Review: Locurio Seattle
Updated: Aug 20, 2021
If you are in Seattle and have not yet played the rooms as Locurio, go now.
Locurio is on the north side of Seattle by Lake Union. When you arrive, you'll call them, and they'll meet you in an alley and let you in. The location is in what looks like an apartment complex that has been retrofitted and turned into an office building. You'll start in their main lobby where you'll hear instructions and use the restroom. They'll then walk you to another lobby where the story immersion begins.
The owner and staff at Locurio are incredibly good at their jobs. The hospitality is as good as I've seen, and the acting might have been the best I've seen. The monologues and in-character hint giving were fun and entertaining. The storylines of their rooms are incredible. I don't usually get into the story of a room, but these were so clear, simple, and exciting that you actually spend time just enjoying the story.
Locurio gives you 70 minutes to escape their rooms. They give generous and clear hints because they want you to complete the room and have fun doing it. They definitely succeeded in that goal.
Both of Locurio's rooms had a very clear dividing line between the real world that you enter the room in and the fantasy world that you discover in an area deep in the room. The transition from real world to fantasy was exciting, impressively well designed, and fun.
Mike’s Difficulty Rating: 4 (out of 5)
Their Difficulty Rating: Hard
There are a lot of puzzles and locks in Vanishing Act. The first area of this room was pretty plain, like most dressing rooms, but I'm impressed with how well they turned a magician's props into puzzles. Vanishing Act had a puzzle that was incredibly hard. It's doable, but I would be surprised if many people complete this puzzle without a hint.
The second area of this room is incredibly immersive and well-designed. The lighting, sound effects, and props are spooky and fun. There are two puzzles in this room that take too long and tedious to complete.

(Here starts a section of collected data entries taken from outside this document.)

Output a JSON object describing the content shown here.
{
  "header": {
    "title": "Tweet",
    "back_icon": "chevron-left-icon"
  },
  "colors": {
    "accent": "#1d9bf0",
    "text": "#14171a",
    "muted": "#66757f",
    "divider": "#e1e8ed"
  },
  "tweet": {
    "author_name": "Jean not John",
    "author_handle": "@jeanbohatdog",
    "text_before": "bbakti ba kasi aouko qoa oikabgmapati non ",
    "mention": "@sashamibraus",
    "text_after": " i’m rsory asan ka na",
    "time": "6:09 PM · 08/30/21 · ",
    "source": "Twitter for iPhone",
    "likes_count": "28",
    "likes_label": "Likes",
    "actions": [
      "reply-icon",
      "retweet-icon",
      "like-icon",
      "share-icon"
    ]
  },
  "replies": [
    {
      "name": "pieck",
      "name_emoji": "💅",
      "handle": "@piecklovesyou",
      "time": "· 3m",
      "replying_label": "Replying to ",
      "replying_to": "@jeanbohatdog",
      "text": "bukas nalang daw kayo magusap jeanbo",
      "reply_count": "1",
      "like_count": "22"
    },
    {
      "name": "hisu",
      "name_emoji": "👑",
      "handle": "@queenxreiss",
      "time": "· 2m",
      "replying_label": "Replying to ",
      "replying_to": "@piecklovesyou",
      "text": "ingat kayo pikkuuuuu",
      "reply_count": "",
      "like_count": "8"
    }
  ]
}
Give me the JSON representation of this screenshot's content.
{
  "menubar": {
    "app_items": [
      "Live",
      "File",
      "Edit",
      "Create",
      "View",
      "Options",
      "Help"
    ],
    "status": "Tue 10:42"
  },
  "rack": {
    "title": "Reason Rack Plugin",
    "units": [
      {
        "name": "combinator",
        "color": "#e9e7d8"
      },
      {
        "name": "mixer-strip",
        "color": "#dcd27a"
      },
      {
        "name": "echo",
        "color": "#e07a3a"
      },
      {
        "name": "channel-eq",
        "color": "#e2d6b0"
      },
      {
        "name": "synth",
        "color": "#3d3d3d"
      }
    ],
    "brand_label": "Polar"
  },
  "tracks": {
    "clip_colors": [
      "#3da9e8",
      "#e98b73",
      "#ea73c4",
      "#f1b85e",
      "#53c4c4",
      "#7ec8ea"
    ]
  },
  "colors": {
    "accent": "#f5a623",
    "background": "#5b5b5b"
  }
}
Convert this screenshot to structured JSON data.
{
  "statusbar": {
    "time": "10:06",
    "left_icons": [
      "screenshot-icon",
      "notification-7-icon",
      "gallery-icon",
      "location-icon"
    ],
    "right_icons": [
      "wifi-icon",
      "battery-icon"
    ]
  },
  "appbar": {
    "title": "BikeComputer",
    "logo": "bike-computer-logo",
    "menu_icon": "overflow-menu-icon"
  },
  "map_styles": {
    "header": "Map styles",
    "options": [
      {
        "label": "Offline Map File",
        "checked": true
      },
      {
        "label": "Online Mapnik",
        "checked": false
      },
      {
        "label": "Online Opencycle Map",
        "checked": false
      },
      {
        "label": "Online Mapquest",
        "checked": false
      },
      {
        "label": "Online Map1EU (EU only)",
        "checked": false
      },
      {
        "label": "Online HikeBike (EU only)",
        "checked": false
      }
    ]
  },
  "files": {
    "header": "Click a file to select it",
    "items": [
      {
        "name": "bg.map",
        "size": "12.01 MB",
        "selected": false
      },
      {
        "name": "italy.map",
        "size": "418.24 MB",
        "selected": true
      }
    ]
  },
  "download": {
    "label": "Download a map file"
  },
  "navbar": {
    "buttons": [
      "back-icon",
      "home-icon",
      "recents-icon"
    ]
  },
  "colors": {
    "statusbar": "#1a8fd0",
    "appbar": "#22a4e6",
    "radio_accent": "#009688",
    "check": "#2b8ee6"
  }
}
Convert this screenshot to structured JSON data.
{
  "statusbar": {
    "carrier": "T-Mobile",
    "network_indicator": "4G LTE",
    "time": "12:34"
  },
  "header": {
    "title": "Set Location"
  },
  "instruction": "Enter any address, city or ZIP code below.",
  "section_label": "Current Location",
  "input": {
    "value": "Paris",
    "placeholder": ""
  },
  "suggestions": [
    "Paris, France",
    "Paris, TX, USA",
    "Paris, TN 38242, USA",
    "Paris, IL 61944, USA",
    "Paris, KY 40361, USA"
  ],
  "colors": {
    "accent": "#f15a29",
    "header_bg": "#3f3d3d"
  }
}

After we figured out how to do the puzzle, we had to spend too much time actually completing the puzzle, but the game master actually recognized that we knew how to do the puzzles and gave us extra time to complete the second of these two tedious puzzles.
Mike’s Difficulty Rating: 2 (out of 5)
Their Difficulty Rating: Medium
The Storykeeper is one of the best escape rooms I've ever played, and I'm pretty sure it's the most impressively designed room I've seen. It's difficult to explain just how much work went into designing every inch of this room. Nothing is out of place, and everything has a purpose. It was so immersive that I really did feel like we entered an entirely different world.
The story, the storytelling, and the acting were unique, clear, and entertaining. I can't write more about that because it's a surprise, but the surprise is worth the intrigue.
The engineering of this room is also incredible. Multiple times I found myself thinking "How did they do that? I'm touching this prop that is actually a puzzle, and somehow it's magically interactive." Everything work. Nothing removed us from the immersion and story. We felt excitement, fear, wonder, and joy.
The room is huge. The various spaces throughout the room are unique from each other yet they flow together so well. I just kept thinking, "There's no way this room and story can keep going." We just kept discovering new and exciting worlds and challenges.
There were no unnecessarily tedious puzzles, and the physical challenge was a lot of fun. There was one puzzle in particular that was incredibly unique. I've never seen anything like it.
If it sounds like I'm exaggerating the quality this room, I'm not. Please play this room.